Paul
Goble
Staunton, February 21 – Vladimir Putin’s
installation of technocrats as governors in place of politicians is likely to
have an impact on the country’s systemic parties, leading to their
de-politicization as well by means of the replacement of the aging politicians
who head them now by younger pragmatic functionaries, according to Tatyana
Stanovaya.
The Carnegie Moscow Center expert
says that these parties are already integrated into Putin’s power vertical and
so in the near future, they too are likely to be subject to the same shifts
that are already occurring among the governors. Indeed, she says, the behavior
of the parties in the Duma already points in that direction (carnegie.ru/commentary/?fa=68067).
The Duma today already functions
like “one large United Russia fraction,” with the KPRF being the left wing, the
LDPR being the national patriotic one, and Just Russia being a reflection of the
past. Such an arrangement thus
corresponds in the parliament to the idea of the irreplaceability of Putin
himself.
What it means for the 2018 election,
Stanovaya says is that there will appear four and possibly even five “Putins” –
“the main Putin,” “the Putin communist,” “the Putin nationalist,” and “the
Putin socialist.” And for good measure and to appeal to one sliver of the
electorate, “a market oriented Putin.”
If that is how “political” life is
going to be arranged, the scholar says, it doesn’t really matter whether one
has a real politician at the head of any party.
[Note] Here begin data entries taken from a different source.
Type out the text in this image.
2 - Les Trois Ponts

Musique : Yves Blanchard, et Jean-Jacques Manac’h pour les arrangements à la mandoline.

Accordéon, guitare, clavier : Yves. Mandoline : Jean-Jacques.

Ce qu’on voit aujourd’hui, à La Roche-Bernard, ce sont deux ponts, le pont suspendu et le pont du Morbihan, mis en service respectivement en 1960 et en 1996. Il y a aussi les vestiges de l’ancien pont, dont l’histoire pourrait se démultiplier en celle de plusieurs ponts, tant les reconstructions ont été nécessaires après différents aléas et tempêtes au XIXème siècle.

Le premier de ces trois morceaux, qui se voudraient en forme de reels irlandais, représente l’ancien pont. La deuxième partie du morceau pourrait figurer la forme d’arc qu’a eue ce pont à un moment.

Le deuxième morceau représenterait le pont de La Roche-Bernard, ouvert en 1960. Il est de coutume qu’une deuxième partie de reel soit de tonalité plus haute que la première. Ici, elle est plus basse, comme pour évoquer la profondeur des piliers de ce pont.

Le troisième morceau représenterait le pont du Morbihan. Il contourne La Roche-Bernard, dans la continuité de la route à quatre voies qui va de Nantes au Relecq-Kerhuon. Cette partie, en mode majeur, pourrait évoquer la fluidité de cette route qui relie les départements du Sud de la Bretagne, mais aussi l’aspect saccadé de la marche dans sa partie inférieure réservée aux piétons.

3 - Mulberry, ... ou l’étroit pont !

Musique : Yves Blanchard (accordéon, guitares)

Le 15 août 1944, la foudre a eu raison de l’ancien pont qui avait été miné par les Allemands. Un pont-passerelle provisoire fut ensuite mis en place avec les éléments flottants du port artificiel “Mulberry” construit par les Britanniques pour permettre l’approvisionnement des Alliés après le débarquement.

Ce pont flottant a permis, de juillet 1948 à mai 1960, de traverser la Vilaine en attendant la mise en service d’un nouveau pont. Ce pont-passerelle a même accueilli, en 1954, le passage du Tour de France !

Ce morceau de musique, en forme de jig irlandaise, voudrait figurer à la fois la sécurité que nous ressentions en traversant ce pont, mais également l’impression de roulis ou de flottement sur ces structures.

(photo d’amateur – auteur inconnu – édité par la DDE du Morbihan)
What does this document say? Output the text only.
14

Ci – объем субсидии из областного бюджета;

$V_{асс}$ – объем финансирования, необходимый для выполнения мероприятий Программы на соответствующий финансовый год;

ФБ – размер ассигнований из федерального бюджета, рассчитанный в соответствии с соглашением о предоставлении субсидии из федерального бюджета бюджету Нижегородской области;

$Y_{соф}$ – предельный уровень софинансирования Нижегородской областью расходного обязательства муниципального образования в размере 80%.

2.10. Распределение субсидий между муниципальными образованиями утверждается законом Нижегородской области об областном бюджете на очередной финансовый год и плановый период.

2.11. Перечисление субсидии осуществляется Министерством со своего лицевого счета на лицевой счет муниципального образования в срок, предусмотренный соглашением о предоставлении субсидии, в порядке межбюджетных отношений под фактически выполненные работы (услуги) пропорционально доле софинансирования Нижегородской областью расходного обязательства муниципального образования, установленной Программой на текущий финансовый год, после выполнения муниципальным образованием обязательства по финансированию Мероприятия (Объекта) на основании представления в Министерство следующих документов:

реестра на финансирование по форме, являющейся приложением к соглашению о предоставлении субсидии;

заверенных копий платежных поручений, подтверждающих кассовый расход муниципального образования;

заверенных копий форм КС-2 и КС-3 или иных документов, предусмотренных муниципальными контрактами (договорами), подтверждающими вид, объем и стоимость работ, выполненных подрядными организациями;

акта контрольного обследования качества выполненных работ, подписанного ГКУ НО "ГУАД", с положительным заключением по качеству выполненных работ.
Indeed, a younger and more
pragmatic functionary will do just fine – and perhaps even better when they
attend meetings in the Presidential Administration.
If the system has enough resources,
it may be able to last for years, being a simulacrum of real politics without
any political competition. The only real
problem is that the citizenry will see no reason to take part in this charade
and there may emerge an insurgency from outside seeking the changes this
unpolitical arrangement would seem to preclude.